Vola Andrianarijaona, a professor of physics at Pacific Union College and a winner of a grant from the National Science Foundation, recently returned from a research trip to Tennessee’s Oak Ridge National Laboratory, one of the world’s top experimental physics laboratories. His subject: charge transfer of astroparticles, a largely unexplored area of physics with a broad range of both theoretical and practical applications.
“I chose to focus on these particles because no one else is doing them, because they’re too difficult,” says Andrianarijaona. That’s no idle boast. The particles within the scope of Vola’s research—specifically ion-neutral molecular hydrogen—simply do not exist in Earth’s normal environment, and only occur naturally in the near-vacuum of space and the extreme upper atmosphere.
The resources to simulate the conditions required in Andrianarijaona’s research exist in only a handful of facilities in the world—including Oak Ridge National Laboratory in Tennessee; and the Université catholique de Louvain in Belgium.
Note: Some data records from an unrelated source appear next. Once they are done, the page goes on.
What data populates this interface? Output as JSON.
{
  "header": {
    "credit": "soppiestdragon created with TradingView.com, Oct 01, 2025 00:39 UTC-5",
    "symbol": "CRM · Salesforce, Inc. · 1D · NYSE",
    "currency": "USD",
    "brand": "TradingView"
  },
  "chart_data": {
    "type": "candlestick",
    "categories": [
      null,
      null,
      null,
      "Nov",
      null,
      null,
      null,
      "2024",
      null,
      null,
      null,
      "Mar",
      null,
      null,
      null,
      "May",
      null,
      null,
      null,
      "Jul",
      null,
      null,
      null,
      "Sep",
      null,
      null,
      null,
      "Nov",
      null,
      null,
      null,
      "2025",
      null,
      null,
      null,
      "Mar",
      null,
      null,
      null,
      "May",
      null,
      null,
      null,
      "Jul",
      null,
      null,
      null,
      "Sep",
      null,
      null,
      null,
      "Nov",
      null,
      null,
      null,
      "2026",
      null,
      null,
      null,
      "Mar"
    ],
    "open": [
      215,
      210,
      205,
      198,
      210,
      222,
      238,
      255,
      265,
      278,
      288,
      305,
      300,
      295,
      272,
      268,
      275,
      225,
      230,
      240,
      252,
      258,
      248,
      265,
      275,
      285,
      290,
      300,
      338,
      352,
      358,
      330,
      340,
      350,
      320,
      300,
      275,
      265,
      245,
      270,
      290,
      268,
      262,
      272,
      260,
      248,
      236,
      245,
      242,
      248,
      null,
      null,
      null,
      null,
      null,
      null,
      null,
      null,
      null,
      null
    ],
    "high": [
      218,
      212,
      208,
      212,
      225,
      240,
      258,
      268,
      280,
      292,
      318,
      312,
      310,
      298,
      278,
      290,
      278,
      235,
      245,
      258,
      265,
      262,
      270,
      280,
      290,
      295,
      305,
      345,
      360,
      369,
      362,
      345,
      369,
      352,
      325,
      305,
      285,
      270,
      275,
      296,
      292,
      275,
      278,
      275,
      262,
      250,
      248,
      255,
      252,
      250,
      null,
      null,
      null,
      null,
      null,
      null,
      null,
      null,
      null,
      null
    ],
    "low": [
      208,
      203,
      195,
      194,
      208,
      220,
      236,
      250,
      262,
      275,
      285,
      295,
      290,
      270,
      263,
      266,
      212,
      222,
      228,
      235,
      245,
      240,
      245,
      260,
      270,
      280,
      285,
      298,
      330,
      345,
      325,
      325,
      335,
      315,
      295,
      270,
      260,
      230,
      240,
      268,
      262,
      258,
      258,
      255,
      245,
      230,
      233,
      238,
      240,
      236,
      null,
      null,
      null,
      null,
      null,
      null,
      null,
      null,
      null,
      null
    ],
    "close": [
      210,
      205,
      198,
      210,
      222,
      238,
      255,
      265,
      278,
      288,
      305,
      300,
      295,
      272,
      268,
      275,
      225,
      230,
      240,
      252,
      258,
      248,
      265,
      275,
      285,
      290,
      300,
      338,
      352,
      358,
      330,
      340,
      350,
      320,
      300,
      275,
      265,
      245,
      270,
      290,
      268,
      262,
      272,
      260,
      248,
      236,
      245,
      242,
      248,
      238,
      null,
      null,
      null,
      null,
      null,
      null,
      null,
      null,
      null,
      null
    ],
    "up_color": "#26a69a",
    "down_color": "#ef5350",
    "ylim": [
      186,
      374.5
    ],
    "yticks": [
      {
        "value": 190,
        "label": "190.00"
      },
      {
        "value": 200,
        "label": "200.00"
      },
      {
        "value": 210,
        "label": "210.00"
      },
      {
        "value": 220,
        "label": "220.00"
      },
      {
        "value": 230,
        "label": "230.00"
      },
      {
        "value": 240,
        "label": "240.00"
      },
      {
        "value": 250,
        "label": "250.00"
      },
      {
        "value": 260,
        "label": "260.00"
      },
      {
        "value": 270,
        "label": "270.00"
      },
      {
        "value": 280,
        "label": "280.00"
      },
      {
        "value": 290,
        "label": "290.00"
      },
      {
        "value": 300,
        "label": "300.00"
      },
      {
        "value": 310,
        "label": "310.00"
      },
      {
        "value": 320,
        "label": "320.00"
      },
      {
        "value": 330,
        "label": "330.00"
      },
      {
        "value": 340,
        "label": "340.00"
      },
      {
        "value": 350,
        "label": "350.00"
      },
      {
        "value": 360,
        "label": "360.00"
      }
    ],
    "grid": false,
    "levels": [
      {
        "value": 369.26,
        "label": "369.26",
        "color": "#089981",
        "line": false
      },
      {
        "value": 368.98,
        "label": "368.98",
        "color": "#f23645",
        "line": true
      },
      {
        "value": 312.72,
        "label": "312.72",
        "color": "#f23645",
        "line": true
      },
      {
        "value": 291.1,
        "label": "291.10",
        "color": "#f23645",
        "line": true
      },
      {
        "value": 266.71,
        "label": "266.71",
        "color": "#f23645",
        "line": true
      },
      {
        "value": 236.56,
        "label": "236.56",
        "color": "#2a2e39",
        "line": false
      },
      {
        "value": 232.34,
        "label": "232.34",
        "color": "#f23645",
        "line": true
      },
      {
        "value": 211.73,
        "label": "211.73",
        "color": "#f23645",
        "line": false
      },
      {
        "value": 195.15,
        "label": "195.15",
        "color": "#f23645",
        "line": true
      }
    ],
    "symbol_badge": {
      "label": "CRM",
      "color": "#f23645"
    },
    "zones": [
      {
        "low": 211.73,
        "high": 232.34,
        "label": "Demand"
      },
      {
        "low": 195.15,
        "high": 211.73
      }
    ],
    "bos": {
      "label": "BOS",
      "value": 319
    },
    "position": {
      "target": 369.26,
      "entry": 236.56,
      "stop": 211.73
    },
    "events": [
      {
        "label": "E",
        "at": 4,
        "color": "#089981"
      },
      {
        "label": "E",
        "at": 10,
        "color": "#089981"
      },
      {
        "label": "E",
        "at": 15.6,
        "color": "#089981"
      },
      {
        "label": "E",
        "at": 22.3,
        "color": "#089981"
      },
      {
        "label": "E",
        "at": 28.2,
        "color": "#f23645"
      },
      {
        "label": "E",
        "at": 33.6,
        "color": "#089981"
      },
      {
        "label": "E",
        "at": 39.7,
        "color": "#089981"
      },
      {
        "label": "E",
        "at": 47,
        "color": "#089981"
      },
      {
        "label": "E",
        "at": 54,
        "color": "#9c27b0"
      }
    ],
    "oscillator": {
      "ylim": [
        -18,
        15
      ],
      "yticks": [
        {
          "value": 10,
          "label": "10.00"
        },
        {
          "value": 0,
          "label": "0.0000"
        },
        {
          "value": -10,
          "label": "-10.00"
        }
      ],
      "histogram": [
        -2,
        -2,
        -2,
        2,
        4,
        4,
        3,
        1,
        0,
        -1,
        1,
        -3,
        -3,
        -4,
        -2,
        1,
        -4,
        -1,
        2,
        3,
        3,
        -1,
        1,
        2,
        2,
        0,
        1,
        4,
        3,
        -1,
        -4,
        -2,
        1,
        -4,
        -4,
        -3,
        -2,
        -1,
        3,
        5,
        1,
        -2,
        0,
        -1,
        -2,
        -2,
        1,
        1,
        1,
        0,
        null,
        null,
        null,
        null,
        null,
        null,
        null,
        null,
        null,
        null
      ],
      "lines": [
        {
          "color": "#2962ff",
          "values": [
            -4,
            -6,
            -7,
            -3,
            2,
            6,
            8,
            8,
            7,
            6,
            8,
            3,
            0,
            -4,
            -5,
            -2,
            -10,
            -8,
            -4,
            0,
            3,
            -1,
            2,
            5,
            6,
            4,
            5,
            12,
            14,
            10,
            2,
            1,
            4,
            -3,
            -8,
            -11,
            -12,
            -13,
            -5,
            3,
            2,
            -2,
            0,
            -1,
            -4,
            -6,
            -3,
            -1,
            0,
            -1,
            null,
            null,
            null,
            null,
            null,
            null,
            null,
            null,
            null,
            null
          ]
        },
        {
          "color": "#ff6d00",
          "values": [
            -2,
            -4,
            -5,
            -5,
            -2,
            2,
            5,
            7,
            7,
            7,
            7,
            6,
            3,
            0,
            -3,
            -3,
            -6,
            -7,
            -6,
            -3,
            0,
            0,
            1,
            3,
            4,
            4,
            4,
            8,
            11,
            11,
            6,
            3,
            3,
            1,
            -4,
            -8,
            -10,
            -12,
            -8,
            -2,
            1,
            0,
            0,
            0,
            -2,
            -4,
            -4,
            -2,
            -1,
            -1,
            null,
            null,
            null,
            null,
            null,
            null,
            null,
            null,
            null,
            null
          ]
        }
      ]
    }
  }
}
The physicist has spent much of the last few months gravitating between those facilities, pushing forward on cutting edge experiments. Several of the techniques he is using are so revolutionary that they don’t even have a name, including one apparatus in Belgium that he himself designed and built, and describes as “something like a portable 3-D imaging technique.”
The NSF grant has been vital in providing an important resource as Andrijianarijaona performs his experiments: the assistance of excellent student researchers. PUC physics majors Christian Guillén, Shalyn Romano, and April Vassantachart accompanied the physicist on his most recent trip to Oak Ridge. "Other scientists literally came up to me and said, 'Vola, I didn't expect that your students would be that good,'" he says.
The National Science Foundation is a federal agency created by Congress to promote the progress of scientific discovery, as well as advance national health, welfare and defense. Andrianarijaona’s research into charge transfer has the potential to yield implications in all those areas.
First, as the most basic element in the universe, new insight into the behaviors of hydrogen has the potential to reshape our understandings of fundamental physics. Second, the reactions under observation mimic the conditions of our universe’s earliest moments, meaning that Andrianarijaona’s findings could shed new light on the scientific assumptions as to how those moments occurred.
A little closer to everyday life, his findings may present new insights into the cooling of atomic reactions and the evaluation of current methods of cancer treatment.
The physicist has already presented preliminary results at several international conferences, including last year’s International Conference on Photonic, Electronic and Atomic Collisions. He hopes to publish further findings later this year in several scientific journals.